Quel est ton rapport à la radio ?
J’ai commencé en détestant la radio. Quand j’étais petite j’écoutais mes parents écoutaient beaucoup la radio le matin. Moi le matin j’avais besoin de calme alors ça me dérangeait fortement donc je détestais la radio. Donc j’ai jamais trop écouté la radio finalement avant radio activité. Et même encore je l’écoute pas trop, parfois je la mets en fond sonore. J’écoute plutôt des podcasts donc je connaissais pas trop la radio, encore moins la radio associative. J’ai découvert une autre façon d’avoir des projets associatifs et créatifs mais sinon je dirais que j’ai pas de rapport à la radio finalement. En même temps dans Radio Activité, il y a bien le mot radio, mais c’est pas la radio. C’est vraiment le moment de faire de la radio, de rendre la parole qui importe, que faire une émission. J’ai beaucoup écouté au début des podcasts pour apprendre des choses et maintenant je m’intéresse beaucoup à l’aspect créatif, j’ai découvert récemment des podcasts documentaires sonores et je me suis dit que j’aimerais beaucoup faire ça, comme pour le documentaire faire écouter certaines voix. J’aime beaucoup l’épisode du podcast l’insomniaque sur le gendarme et le voleur, ça montre ce que permet le podcast. Sans l’image le cambrioleur peut parler de certaines choses.

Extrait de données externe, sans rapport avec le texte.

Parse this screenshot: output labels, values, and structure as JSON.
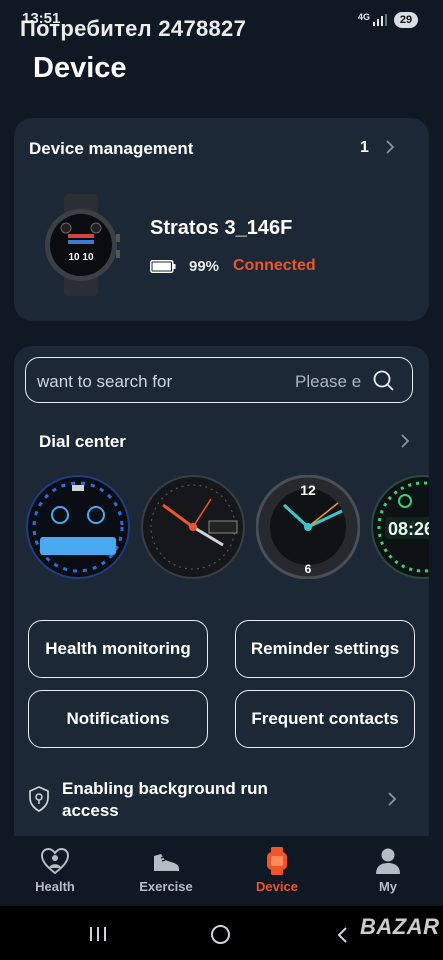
{
  "status_bar": {
    "time": "13:51",
    "network": "4G",
    "battery": "29"
  },
  "watermark": {
    "user": "Потребител 2478827",
    "site": "BAZAR"
  },
  "page": {
    "title": "Device"
  },
  "device_card": {
    "title": "Device management",
    "count": "1",
    "device_name": "Stratos 3_146F",
    "battery_percent": "99%",
    "battery_level": 0.99,
    "status": "Connected"
  },
  "search": {
    "text": "want to search for",
    "placeholder": "Please e"
  },
  "dial_center": {
    "title": "Dial center"
  },
  "buttons": {
    "health_monitoring": "Health monitoring",
    "reminder_settings": "Reminder settings",
    "notifications": "Notifications",
    "frequent_contacts": "Frequent contacts"
  },
  "background_access": {
    "label": "Enabling background run access"
  },
  "bottom_nav": [
    {
      "label": "Health",
      "icon": "heart-person-icon"
    },
    {
      "label": "Exercise",
      "icon": "sneaker-icon"
    },
    {
      "label": "Device",
      "icon": "watch-icon"
    },
    {
      "label": "My",
      "icon": "person-icon"
    }
  ],
  "colors": {
    "accent": "#f0542a",
    "background": "#0f1823",
    "card": "#1c2836"
  }
}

Qu’est-ce qui te plait dans les ateliers radio ?

J’aime avant tout passer un moment qui est chouette. J’ai beaucoup fait d’ateliers radio et j’en fait encore aujourd’hui avec des personnes réfugiées. Dans leur quotidien elles ont beaucoup d’administratif, un passé traumatisant. C’est un peu une bulle et un moment d’évasion, on peut aussi parler de sujets plus lourds mais d’une autre manière. Je suis une personne blanche et j’ai conscience des rapports administratifs, policiers ou autoritaire donc les ateliers radio permettent de proposer une approche autre et de discuter tout simplement. D’avoir des sourires, de rire. L’outil radio permet que tout le monde s’écoute, on se pose des questions et ça crée un moment de parole privilégié. C’est ce qui est important dans les ateliers radio.

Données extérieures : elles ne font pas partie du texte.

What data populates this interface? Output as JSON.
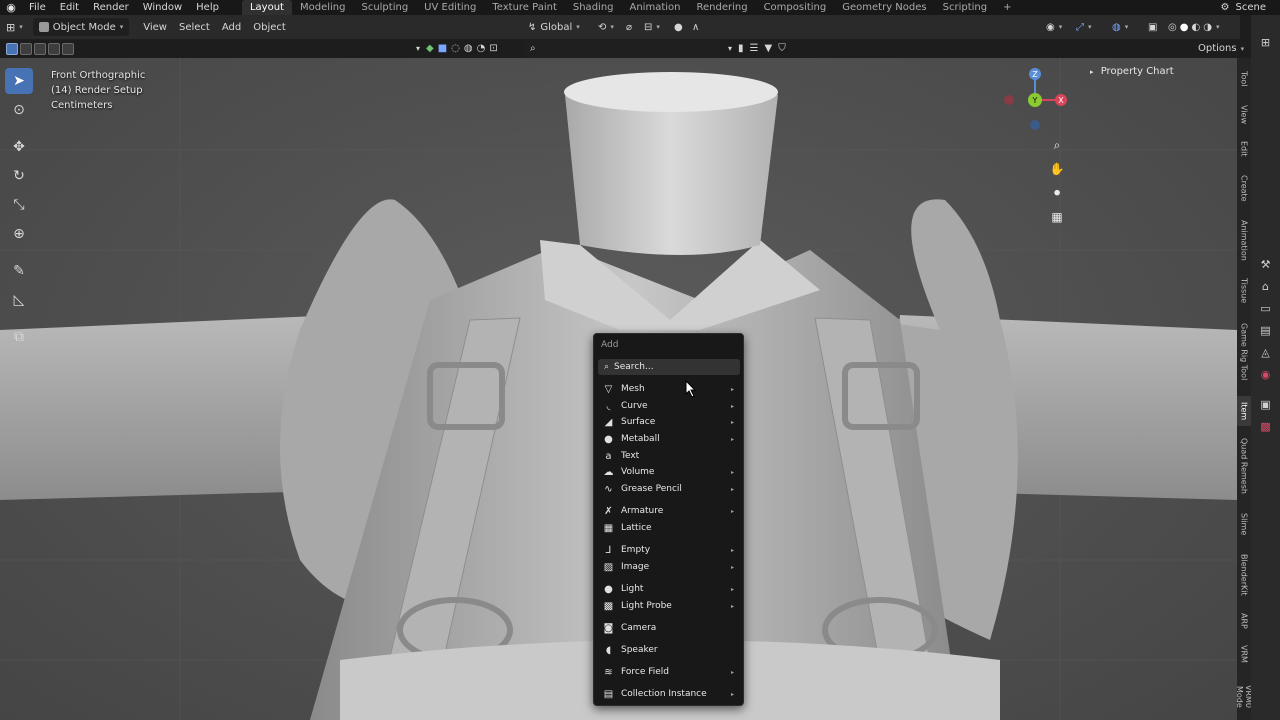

Qu’est-ce que tu aimerais faire à RA ?
J’aimerais refaire une résidence. Pour moi ça avait été une expérience trop chouette, parce que ça crée un temps de rencontre avec les autres bénévoles. On s’inscrit vraiment dans un territoire on a l’impression d’être vraiment connecté aux gens de plein de bulles différentes, de prendre part à la vie du village et de faire se découvrir des personnes qui n’auraient pas forcément communiqué. Comme vous, vous étiez à la maison de retraite, nous on a été avec des personnes exilées, avec des jeunes de la mission locale, avec des personnes d’un groupe d’entraide. On a vu toutes ces personnes à la fête le samedi et c’est pas forcement des personnes qui communiquent entre elles.

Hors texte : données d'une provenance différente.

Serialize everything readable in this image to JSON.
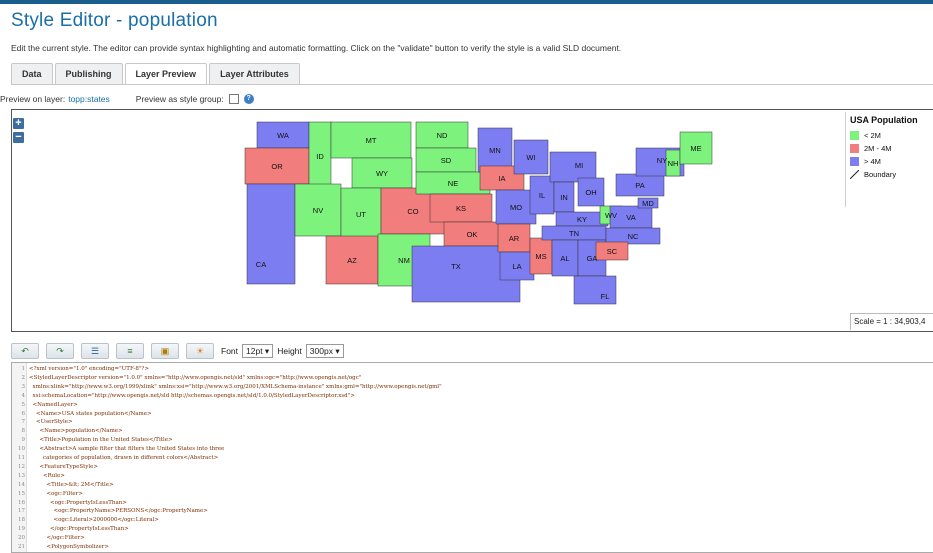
{
  "header": {
    "title": "Style Editor - population",
    "description": "Edit the current style. The editor can provide syntax highlighting and automatic formatting. Click on the \"validate\" button to verify the style is a valid SLD document."
  },
  "tabs": [
    {
      "label": "Data"
    },
    {
      "label": "Publishing"
    },
    {
      "label": "Layer Preview",
      "active": true
    },
    {
      "label": "Layer Attributes"
    }
  ],
  "preview": {
    "layer_label": "Preview on layer:",
    "layer_value": "topp:states",
    "group_label": "Preview as style group:"
  },
  "map": {
    "zoom_in": "+",
    "zoom_out": "−",
    "legend": {
      "title": "USA Population",
      "items": [
        {
          "label": "< 2M",
          "color": "#7df27d"
        },
        {
          "label": "2M - 4M",
          "color": "#f27d7d"
        },
        {
          "label": "> 4M",
          "color": "#7d7df2"
        },
        {
          "label": "Boundary",
          "color": "#000000"
        }
      ]
    },
    "scale": "Scale = 1 : 34,903,4",
    "states": [
      {
        "abbr": "WA",
        "c": "b"
      },
      {
        "abbr": "OR",
        "c": "r"
      },
      {
        "abbr": "CA",
        "c": "b"
      },
      {
        "abbr": "ID",
        "c": "g"
      },
      {
        "abbr": "NV",
        "c": "g"
      },
      {
        "abbr": "MT",
        "c": "g"
      },
      {
        "abbr": "WY",
        "c": "g"
      },
      {
        "abbr": "UT",
        "c": "g"
      },
      {
        "abbr": "AZ",
        "c": "r"
      },
      {
        "abbr": "CO",
        "c": "r"
      },
      {
        "abbr": "NM",
        "c": "g"
      },
      {
        "abbr": "ND",
        "c": "g"
      },
      {
        "abbr": "SD",
        "c": "g"
      },
      {
        "abbr": "NE",
        "c": "g"
      },
      {
        "abbr": "KS",
        "c": "r"
      },
      {
        "abbr": "OK",
        "c": "r"
      },
      {
        "abbr": "TX",
        "c": "b"
      },
      {
        "abbr": "MN",
        "c": "b"
      },
      {
        "abbr": "IA",
        "c": "r"
      },
      {
        "abbr": "MO",
        "c": "b"
      },
      {
        "abbr": "AR",
        "c": "r"
      },
      {
        "abbr": "LA",
        "c": "b"
      },
      {
        "abbr": "WI",
        "c": "b"
      },
      {
        "abbr": "IL",
        "c": "b"
      },
      {
        "abbr": "MS",
        "c": "r"
      },
      {
        "abbr": "MI",
        "c": "b"
      },
      {
        "abbr": "IN",
        "c": "b"
      },
      {
        "abbr": "KY",
        "c": "b"
      },
      {
        "abbr": "TN",
        "c": "b"
      },
      {
        "abbr": "AL",
        "c": "b"
      },
      {
        "abbr": "GA",
        "c": "b"
      },
      {
        "abbr": "FL",
        "c": "b"
      },
      {
        "abbr": "OH",
        "c": "b"
      },
      {
        "abbr": "WV",
        "c": "g"
      },
      {
        "abbr": "VA",
        "c": "b"
      },
      {
        "abbr": "NC",
        "c": "b"
      },
      {
        "abbr": "SC",
        "c": "r"
      },
      {
        "abbr": "PA",
        "c": "b"
      },
      {
        "abbr": "NY",
        "c": "b"
      },
      {
        "abbr": "MD",
        "c": "b"
      },
      {
        "abbr": "NH",
        "c": "g"
      },
      {
        "abbr": "ME",
        "c": "g"
      }
    ]
  },
  "toolbar": {
    "font_label": "Font",
    "font_value": "12pt",
    "height_label": "Height",
    "height_value": "300px"
  },
  "editor": {
    "lines": [
      "<?xml version=\"1.0\" encoding=\"UTF-8\"?>",
      "<StyledLayerDescriptor version=\"1.0.0\" xmlns=\"http://www.opengis.net/sld\" xmlns:ogc=\"http://www.opengis.net/ogc\"",
      "  xmlns:xlink=\"http://www.w3.org/1999/xlink\" xmlns:xsi=\"http://www.w3.org/2001/XMLSchema-instance\" xmlns:gml=\"http://www.opengis.net/gml\"",
      "  xsi:schemaLocation=\"http://www.opengis.net/sld http://schemas.opengis.net/sld/1.0.0/StyledLayerDescriptor.xsd\">",
      "  <NamedLayer>",
      "    <Name>USA states population</Name>",
      "    <UserStyle>",
      "      <Name>population</Name>",
      "      <Title>Population in the United States</Title>",
      "      <Abstract>A sample filter that filters the United States into three",
      "        categories of population, drawn in different colors</Abstract>",
      "      <FeatureTypeStyle>",
      "        <Rule>",
      "          <Title>&lt; 2M</Title>",
      "          <ogc:Filter>",
      "            <ogc:PropertyIsLessThan>",
      "              <ogc:PropertyName>PERSONS</ogc:PropertyName>",
      "              <ogc:Literal>2000000</ogc:Literal>",
      "            </ogc:PropertyIsLessThan>",
      "          </ogc:Filter>",
      "          <PolygonSymbolizer>"
    ]
  }
}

J’aimerais aussi participer à des ateliers radio dans le milieu rural, on en fait dans les villes. J’adore le documentaire sonore et j’aimerais bien plus le faire dans radio activité, plus m’amuser avec le son. J’aimerais aller à Briançon et Calais qui sont des zones tampons pour les personnes exilées, et participer à donner des informations. Dans ces lieux la radio à toute sa place.

Un dernier mot ?
C’est le moment violon. Je veux trop dire merci à Radio Activité, car mon expérience dans l’asso a donné la direction aux expériences que j’ai aujourd’hui. On m’a vraiment donné ma chance dans une ouverture, une écoute et un apprentissage doux et qu’on me donne la possibilité de voyager et c’est des choses que j’aurais pas pu faire par moi-même. Et j’ai envie de vous dire merci parce que c’est rare aussi d’avoir des personnes avec autant d’écoute.